Is white sugar truly the villain it’s made out to be?
I was once told by a nutritionist friend that anything white like sugar, salt, white flour/ maida is bad for you! I got so worried that I started drinking my tea sugar free! But have you ever wondered if the sweet white sugar is really a villain? Sugar is something which raises so many childhood memories! I remember the cheeni/sugar roti which mom used to make or the buttered pav with sugar sprinkled on top with tea or best even the spoonful of sugar to be swallowed if something was too spicy! My little foodie never leaves an opportunity to eat a spoonful of sugar even if something is mildly spicy!
I researched a bit on sugar and came across some alarming information. While sodium which is present in salt has been blamed as a culprit in hypertension/high blood pressure, the real culprit is also this innocent looking white sweet crystal—sugar! Did you know sugar lurks in so many of our treats like pastries, cookies, cakes. It also hides in the form of fructose in processed foods, packaged foods, breads, juices, candies, even sauces and everyone’s favourite – ketchup!!

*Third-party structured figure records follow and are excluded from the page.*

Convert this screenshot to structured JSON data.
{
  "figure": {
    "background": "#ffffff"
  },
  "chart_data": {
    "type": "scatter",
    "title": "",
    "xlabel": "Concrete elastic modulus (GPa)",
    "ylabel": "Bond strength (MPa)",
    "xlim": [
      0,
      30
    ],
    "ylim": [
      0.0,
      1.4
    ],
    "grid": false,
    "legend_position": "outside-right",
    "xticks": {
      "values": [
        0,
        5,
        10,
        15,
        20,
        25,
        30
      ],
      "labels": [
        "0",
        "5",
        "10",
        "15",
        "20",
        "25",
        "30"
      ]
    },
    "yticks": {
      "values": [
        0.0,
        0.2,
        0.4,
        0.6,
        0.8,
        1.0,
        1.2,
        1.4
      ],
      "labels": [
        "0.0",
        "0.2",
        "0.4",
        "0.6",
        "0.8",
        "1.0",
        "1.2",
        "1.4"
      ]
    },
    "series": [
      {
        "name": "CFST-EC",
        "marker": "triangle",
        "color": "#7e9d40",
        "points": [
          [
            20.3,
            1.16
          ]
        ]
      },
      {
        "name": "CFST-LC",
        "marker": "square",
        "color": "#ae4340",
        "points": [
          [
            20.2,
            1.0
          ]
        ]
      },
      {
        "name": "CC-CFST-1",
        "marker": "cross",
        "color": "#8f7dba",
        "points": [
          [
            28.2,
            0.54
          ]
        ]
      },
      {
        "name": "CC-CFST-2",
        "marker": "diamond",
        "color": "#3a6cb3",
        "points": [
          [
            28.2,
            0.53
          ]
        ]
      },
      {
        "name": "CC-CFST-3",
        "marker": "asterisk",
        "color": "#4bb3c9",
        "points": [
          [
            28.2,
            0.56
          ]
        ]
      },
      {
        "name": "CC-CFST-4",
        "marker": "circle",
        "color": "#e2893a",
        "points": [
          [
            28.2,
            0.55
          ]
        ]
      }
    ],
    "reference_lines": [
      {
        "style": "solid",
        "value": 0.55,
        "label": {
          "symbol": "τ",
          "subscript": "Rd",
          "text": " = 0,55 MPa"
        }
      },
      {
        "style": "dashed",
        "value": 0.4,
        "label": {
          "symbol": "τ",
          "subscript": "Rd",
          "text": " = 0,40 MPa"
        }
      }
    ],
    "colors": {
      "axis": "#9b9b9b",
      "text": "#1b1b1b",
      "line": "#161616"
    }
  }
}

Sugar is present in a lot of things we consume and its alarming increase in our diet is worrisome! This is especially so because not only grownups but even our children are getting addicted to this white sweet sugar!

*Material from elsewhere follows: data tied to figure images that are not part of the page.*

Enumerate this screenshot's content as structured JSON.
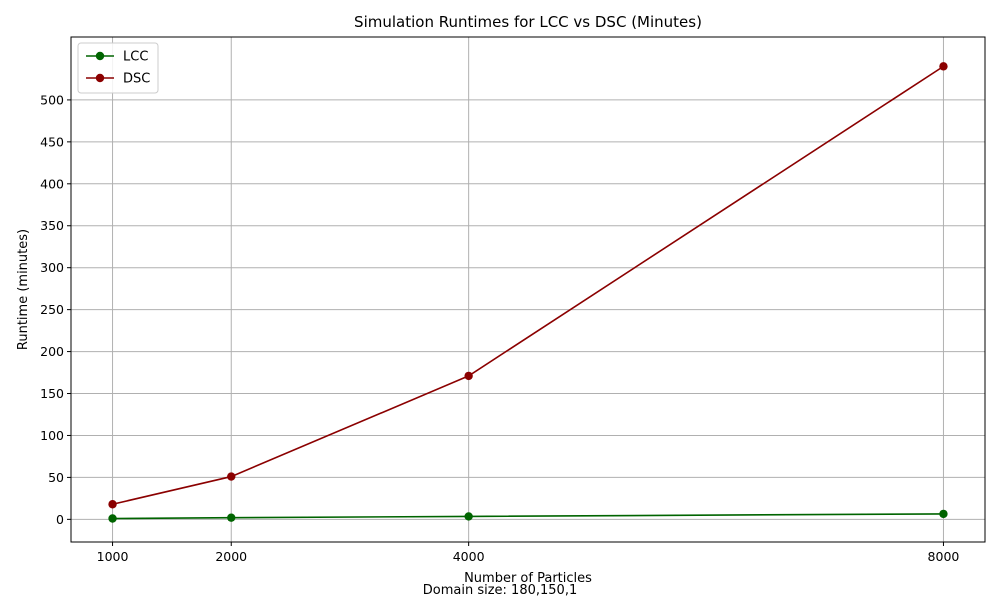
{
  "chart_data": {
    "type": "line",
    "title": "Simulation Runtimes for LCC vs DSC (Minutes)",
    "xlabel": "Number of Particles",
    "ylabel": "Runtime (minutes)",
    "footnote": "Domain size: 180,150,1",
    "x": [
      1000,
      2000,
      4000,
      8000
    ],
    "x_ticks": [
      "1000",
      "2000",
      "4000",
      "8000"
    ],
    "y_ticks": [
      "0",
      "50",
      "100",
      "150",
      "200",
      "250",
      "300",
      "350",
      "400",
      "450",
      "500"
    ],
    "xlim": [
      650,
      8350
    ],
    "ylim": [
      -27,
      575
    ],
    "grid": true,
    "legend_position": "top-left",
    "series": [
      {
        "name": "LCC",
        "color": "#006400",
        "values": [
          1,
          2,
          3.5,
          6.5
        ]
      },
      {
        "name": "DSC",
        "color": "#8b0000",
        "values": [
          18,
          51,
          171,
          540
        ]
      }
    ]
  }
}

How is sugar harmful for us?
Sugar can cause higher occurrence of high blood pressure and heart disease!
Added sugar, especially the one in sweetened beverages, can increase blood Pressure. It is also associated with increased incidence of hypertension and heart disease.
It can cause weight gain/obesity, and high blood sugar
Fructose turns off the appetite control system which can cause you to eat more and develop insulin resistance. Also, Sugar has calories and the more calories you consume, the more the odds of being overweight!
Weight gain has been associated with hypertension and heart disease. So, if the daily sugar intake of a person exceeds 25 % or more, studies have shown that chances the person can die of heart disease are more than for someone who just consumes 10% of the sweet stuff! It is also seen that excess sugar can cause fluid retention which can lead to further problems!
Sugar can damage your liver
Too much sugar or fructose is a dietary villain as it will directly reach the liver. This can be likened to the effects of excess alcohol on liver. It can overload the liver and cause it to fail!
Excess white sugar can also increase uric acid levels, cause cancer cells to multiply faster, cause cognitive diseases, Alzheimer’s and other brain disorders and much more!!
Now the burning question is how do we curb this desire to eat white sugar or cut down on it?
- Avoid Processed food
Sugar if consumed in its natural form but in moderation is not essentially bad. So, we should avoid it in processed foods, sugary drinks, refined carbs like bagels, breads etc and even grains. Keep fructose consumption below 25% even from natural fruits!
- Include healthy fats in your diet
Add foods rich in both saturated and monosaturated fats as well as omega-3 to your diet. These include nuts, avocado, nut butters, organic milk.
- Eat fermented foods
Kombucha, yogurt, (best is homemade yogurt from organic milk), kefir etc. are examples of fermented foods and probiotics one can have in order to cut down the load on the liver.
- Manage your stress
If the first thing you reach out for is cupcakes when you are feeling troubled, it is a sign that you are stressed. So, managing stress is one of the key factors in keeping sugar cravings under control. Try meditation to overcome stress.
Beware of the hidden white sugar
On a more serious note, avoid sugar substitutes. Read labels of the ingredients mentioned on packaged foods. Put off buying it if the first few ingredients mention high fructose corn syrup, corn syrup, molasses, invert sugar, to name a few. Keep an eye open for the following terms of sugar syrup ending in ‘ose’ like fructose, glucose, dextrose, maltose, sucrose and lactose are mentioned.
According to CDC, the following are the sources of added sugar:
|Rank||Food group||Proportion of average intake|
|Source: CDC, National Health and Nutrition Examination Survey, 2005–06.|
All said and done everything in moderation is the key. Sugar can be consumed up to 150 calories or 9 teaspoons or 36 grams per day by a normal healthy individual. So instead of questioning whether sugar is the villain; let’s make it a hero by consuming it in moderate amounts.